DL technology is not only transforming the small molecule research field, but it is also showing potential in the identification of new biologics.
Curious about how ? Let’s get over the case study right away !
USES DL TO SPEED UP DISCOVERY AND FIND MOLECULES FOR THE HARDEST TARGETS
The Company Atomwise, a US company founded in 2012, uses AI technology to predict small molecule-protein binding affinities and focusses on identifying potential therapeutics for any disease target. The company has 46 employees. It has set up over 300 partnerships with major biopharma companies and academic research centres around the world. In 2018, it secured US$45 million in venture capital funds for further development of the AI technology, with a total of US$51.3 million in funding to date.
The AI solution for drug discovery
The AI platform AtomNet is a patented structure made of DL Convolutional Neural Networks for hit discovery and lead compound identification and optimisation. It learns the three-dimensional features of drug-to-target molecular binding and identifies discriminators. The platform can select hits that have key features such as the ability to cross the blood-brain barrier in a short amount of time with new lead compounds obtained in days, bypassing the need for costly and long high-throughput screening experiments.

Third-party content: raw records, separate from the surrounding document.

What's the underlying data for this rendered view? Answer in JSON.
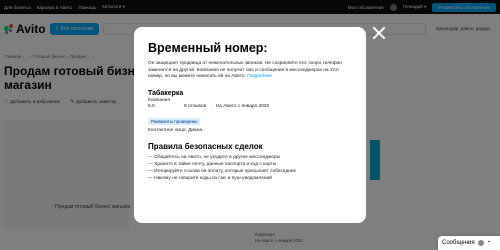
{
  "topbar": {
    "links": [
      "Для бизнеса",
      "Карьера в Авито",
      "Помощь",
      "Каталоги ▾"
    ],
    "messages_link": "Мои объявления",
    "user": "Геннадий ▾",
    "post_ad": "Разместить объявление"
  },
  "header": {
    "logo": "Avito",
    "catalog_button": "Все категории",
    "location": "Краснодар, район, радиус"
  },
  "page": {
    "breadcrumbs": "Главная › ... › Готовый бизнес › Продаю ... ›",
    "title": "Продам готовый бизнес магазин",
    "actions": [
      "Добавить в избранное",
      "Добавить заметку"
    ],
    "photo_alt": "Продам готовый бизнес магазин",
    "company_line1": "Компания",
    "company_line2": "На Авито с января 2020",
    "messages_widget": "Сообщения"
  },
  "modal": {
    "title": "Временный номер:",
    "description": "Он защищает продавца от нежелательных звонков. Не сохраняйте его: скоро телефон заменится на другой. Компания не получит смс и сообщения в мессенджерах на этот номер, но вы можете написать ей на Авито.",
    "link": "Подробнее",
    "seller_name": "Табакерка",
    "seller_type": "Компания",
    "rating": "5.0",
    "reviews": "8 отзывов",
    "since": "На Авито с января 2020",
    "verified_badge": "Реквизиты проверены",
    "contact": "Контактное лицо: Диана",
    "rules_title": "Правила безопасных сделок",
    "rules": [
      "— Общайтесь на Авито, не уходите в другие мессенджеры",
      "— Храните в тайне почту, данные паспорта и код с карты",
      "— Игнорируйте ссылки на оплату, которые присылает собеседник",
      "— Никому не говорите коды из смс и пуш-уведомлений"
    ]
  },
  "colors": {
    "accent": "#00aaff",
    "badge_bg": "#d4ecff",
    "link": "#0099f7",
    "overlay": "rgba(0,0,0,0.5)"
  }
}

They are working with partners across the globe on drug discovery projects for a variety of diseases, including Ebola, multiple sclerosis and leukaemia.
The company used AI technology and algorithms in partnership with the University of Toronto for the rapid identification of treatments against the Ebola virus. The results of the research have been submitted to a peer-reviewed publication. Atomwise also found a new molecule targeting multiple sclerosis that inhibits a protein-protein interaction in the central nervous system and has been shown to be orally active in mouse models at very low dose. The drug has been licensed to an undisclosed bio-pharma company. More recent achievements include successes on Chagas disease, hand-foot-and-mouth disease, ischemic stroke and Parkinson’s disease.

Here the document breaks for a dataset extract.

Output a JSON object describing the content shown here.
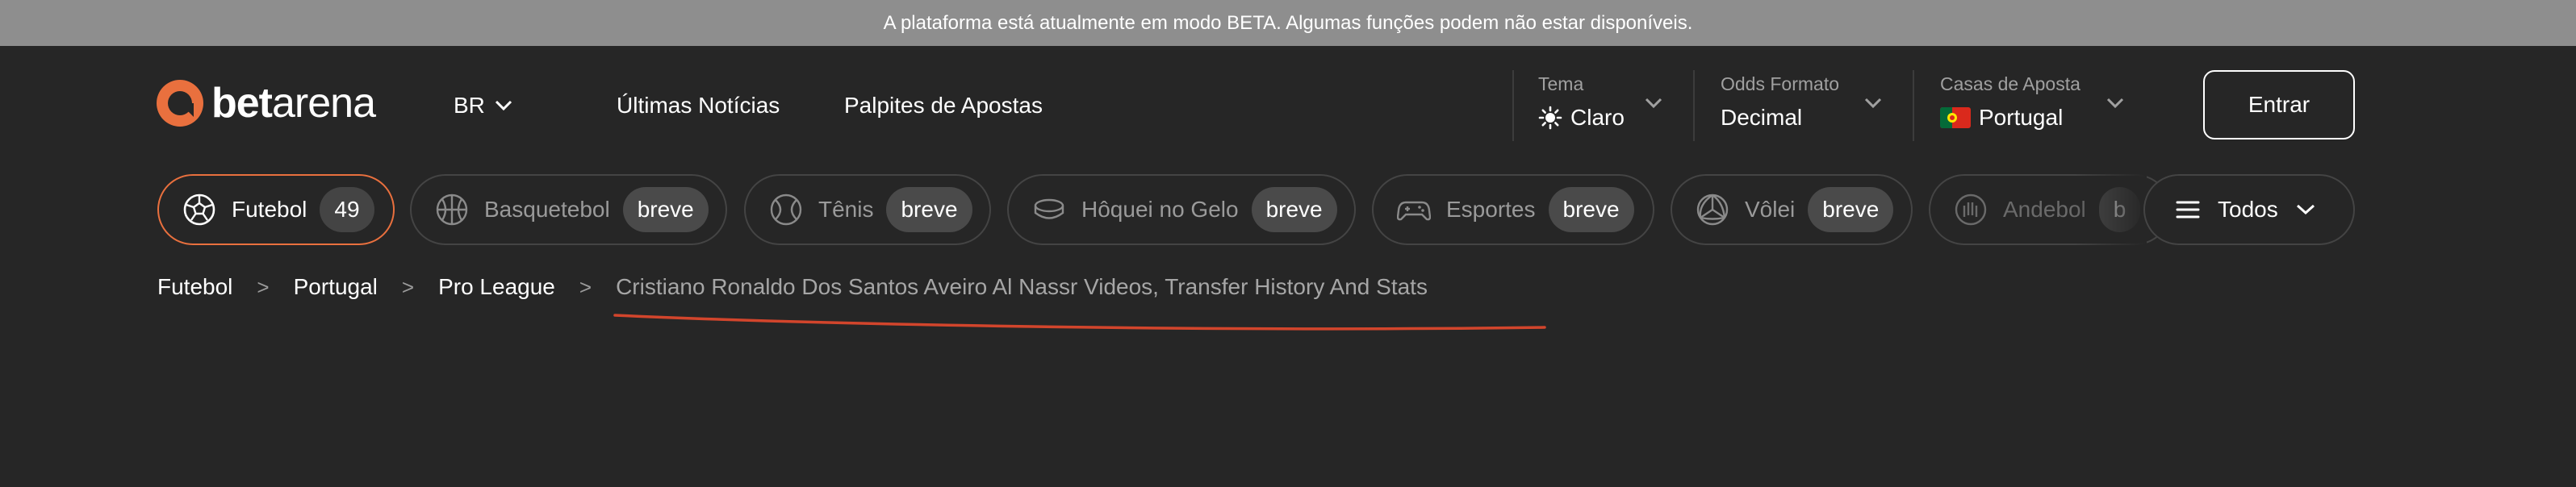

The adoption of AI and other innovative technologies, and the use of big data from multiple sources is enabling more precise targeted treatments and shifting the health ecosystem toward a future where medicine is personalised, pre-dictive, preventative and participatory (the ‘4Ps’), leading to new, more efficient and effective models of care. Over the next decade, these shifts will have a significant impact on treatments and on patient outcomes, particularly in those areas of medicine with unmet need.